When I sit down every Friday to read the weekly Torah portion over my morning coffee, the perspective I bring to the text is, first and foremost, literary – the textual, intertextual and contextual patterns, which, for me, to borrow JOFA’s coinage, are the true “joy of text.” And yet, I still marvel at the manner in which the Bible seamlessly lends itself to multi-disciplinary discourses.

There’s no shortage of educated women in our community, whose academic degrees and interests run the gamut from the arts and sciences to advanced Judaic studies. So, what if I asked them to draw upon their respective interests and take a fresh look at an old text? Call it wishful thinking, but, as I sought to convene these women for afternoon tea and a casual conversation, the plan seemed like a sure thing, even if a large turnout did not.

With Rabbanit Sara Wolkenfeld serving as facilitator and offering exegetical commentary on the story of Ruth and its relevance to ma’amad Har Sinai (standing at Mount Sinai), the conversation flowed effortlessly for more than two hours.

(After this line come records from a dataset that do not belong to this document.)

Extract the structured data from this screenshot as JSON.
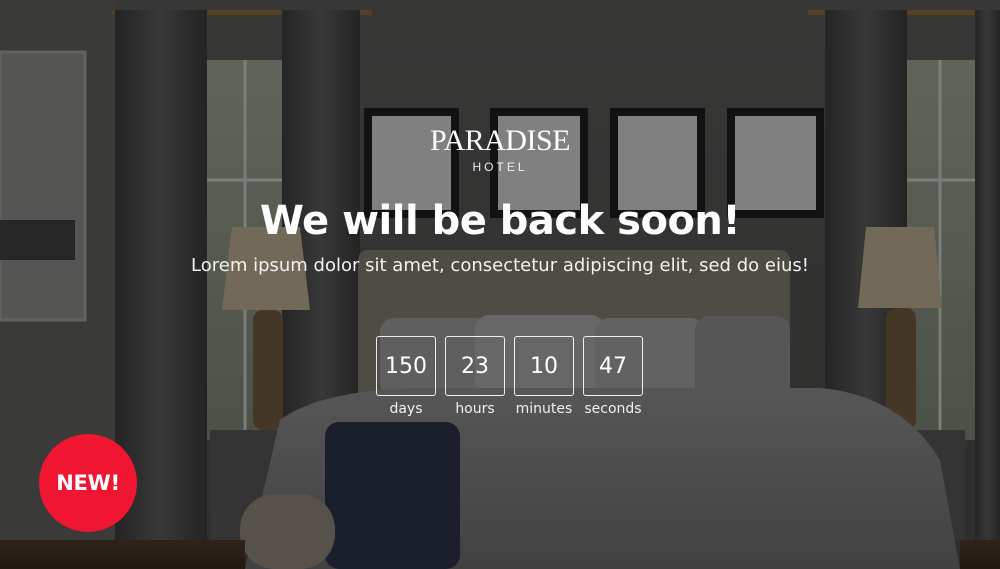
{
  "logo": {
    "name": "PARADISE",
    "sub": "HOTEL"
  },
  "headline": "We will be back soon!",
  "subline": "Lorem ipsum dolor sit amet, consectetur adipiscing elit, sed do eius!",
  "countdown": [
    {
      "value": "150",
      "label": "days"
    },
    {
      "value": "23",
      "label": "hours"
    },
    {
      "value": "10",
      "label": "minutes"
    },
    {
      "value": "47",
      "label": "seconds"
    }
  ],
  "badge": {
    "label": "NEW!"
  },
  "colors": {
    "badge": "#f01632",
    "overlay": "rgba(0,0,0,0.38)"
  }
}
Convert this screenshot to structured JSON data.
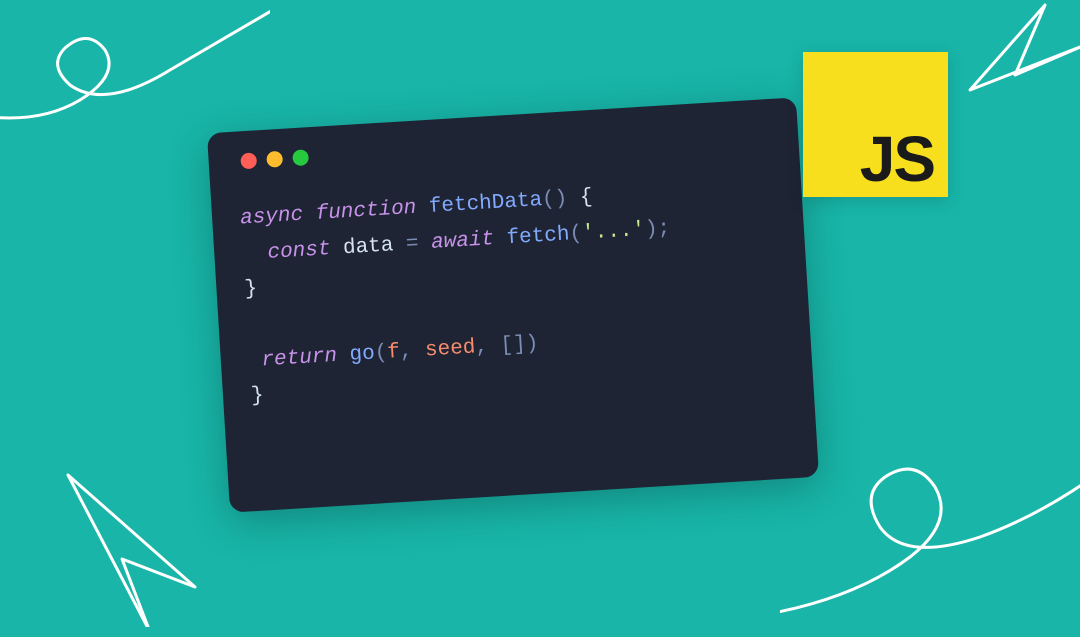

Two hours during which three generations of women tackled questions of law and love, of community and otherness, contributing insights that were, at once, thoughtful and thought provoking.

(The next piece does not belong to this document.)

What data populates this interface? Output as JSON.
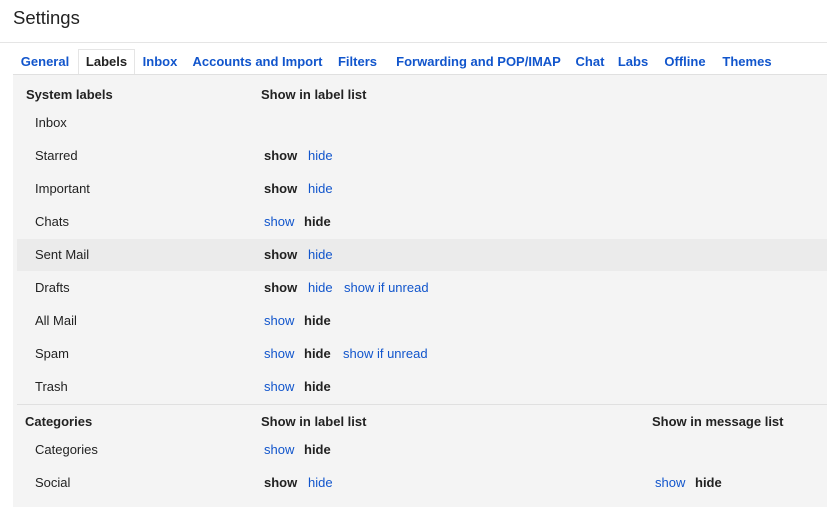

Like her or not, Ruth – her subservience and dependency notwithstanding – commands our attention. Amid the uncertainties of continuity and heredity that plague this patriarchal society, Ruth, a childless widow with no means of support and no one to care for her, ties her fate to another woman – her elderly mother-in-law, Naomi. Moreover, even as she renounces her religious affiliation and her people (an accursed race everywhere in the Bible but here), she is and remains Ruth the Moabite to the last.

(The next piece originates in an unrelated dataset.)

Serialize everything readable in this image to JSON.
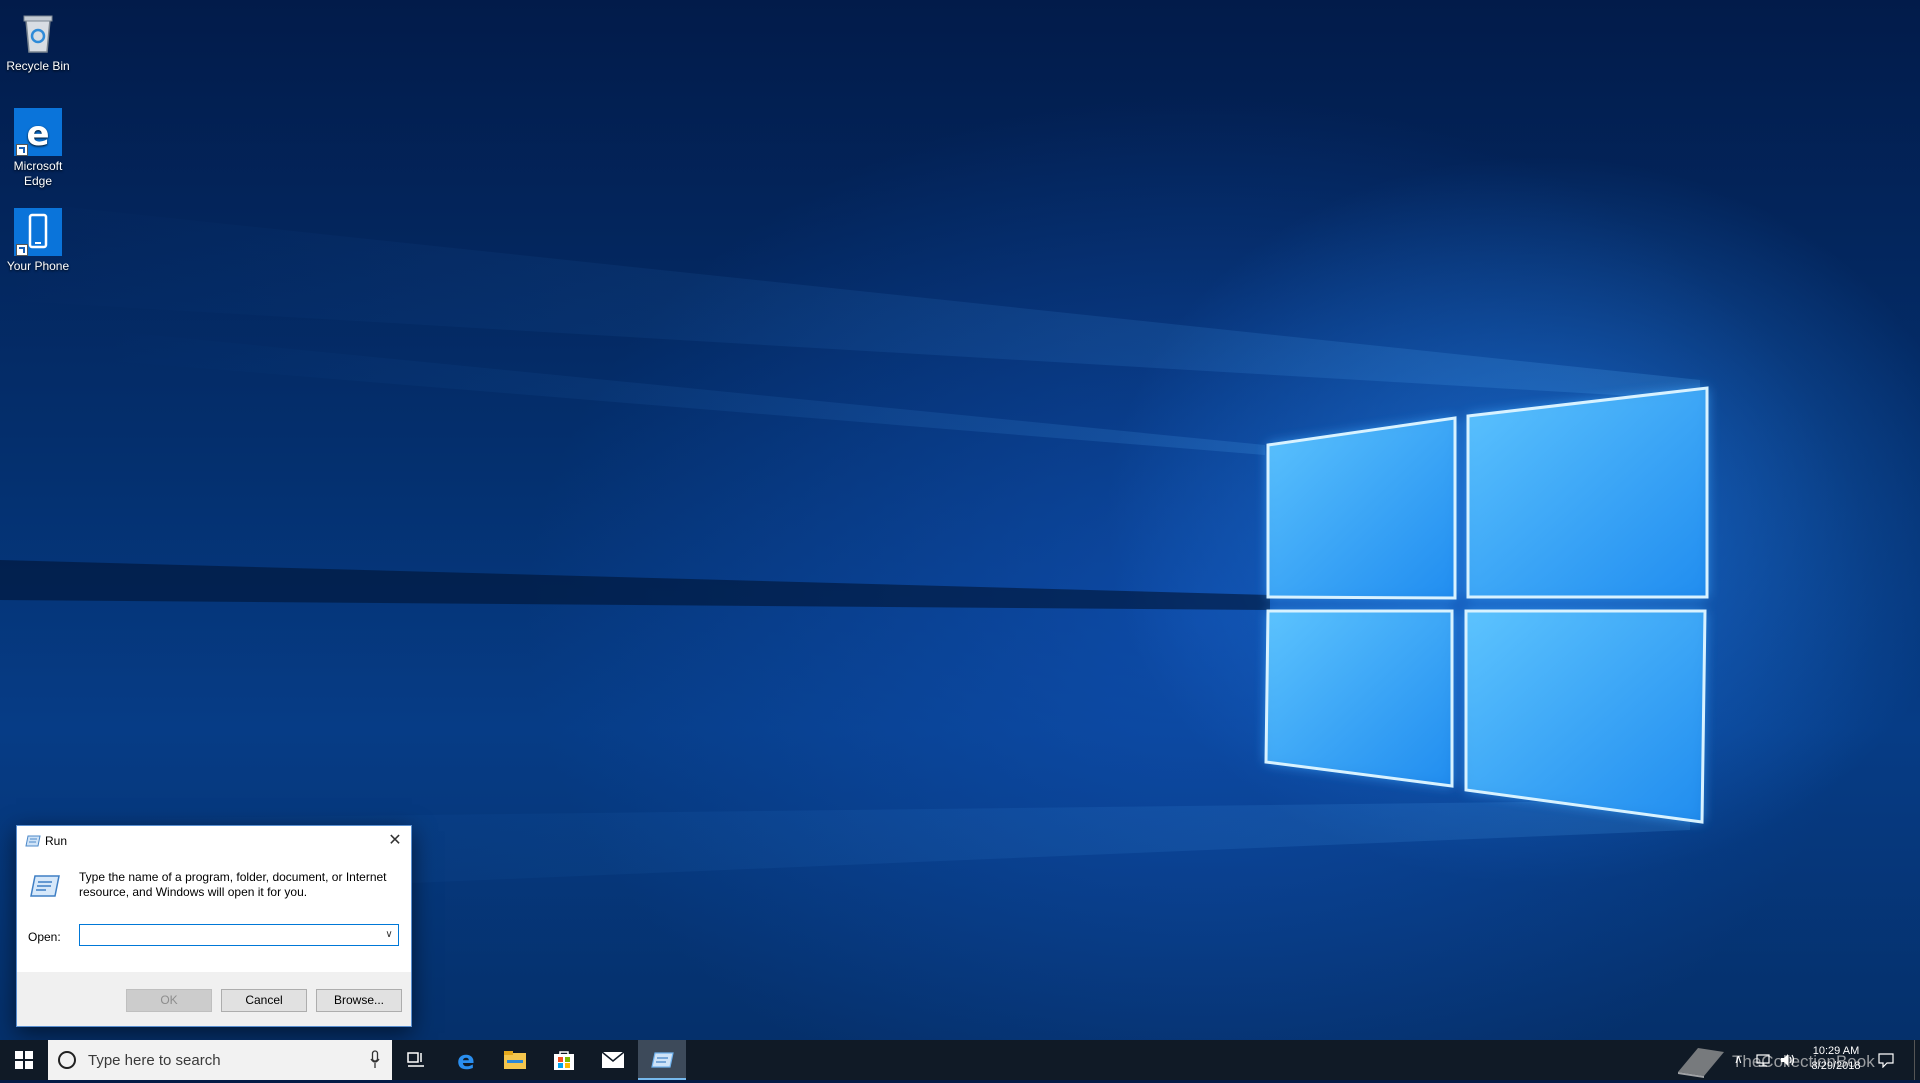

Still basking in the afterglow of a scintillating evening when Sharon Weiss-Greenberg asked me to write about the gathering, news of the Orlando massacre rapidly turned my ineffable joy into dismay. Like many others, I felt compelled to do something – to express my sympathy for and solidarity with the LGBT community. I located the email I’d received from the Israeli Consulate, inviting me to walk with them and the ADL in the upcoming Gay Pride Parade, and I registered. But, as I turned my thoughts back to this blog, I had to wonder: How might our conversation about Ruth – a woman and a foreigner – have played out in light of the shooting?

Is this, as some scholars contend, a story of acceptance or tolerance? Is the magnanimity ascribed to Boaz to be read as an act of altruism or condescension? Can his marriage to – rather, purchase of – this Moabite truly elevate her in the eyes of the community elders? Which is to say, can she ever be “like Rachel and like Leah?” If, as Goethe observed, the Book of Ruth is nothing more than “the loveliest little epic and idyllic entity,” whose “high intention… is to give a king of Israel decent and interesting ancestors,” why is the pious and faithful titular heroine summarily effaced with a stroke of the author’s pen?

Words celebrate. Words debase. They are part and parcel of our social diversity – of the social and moral fabric that defines us. Words unite. Words divide. Now, more than ever, it is incumbent upon us to choose our words carefully.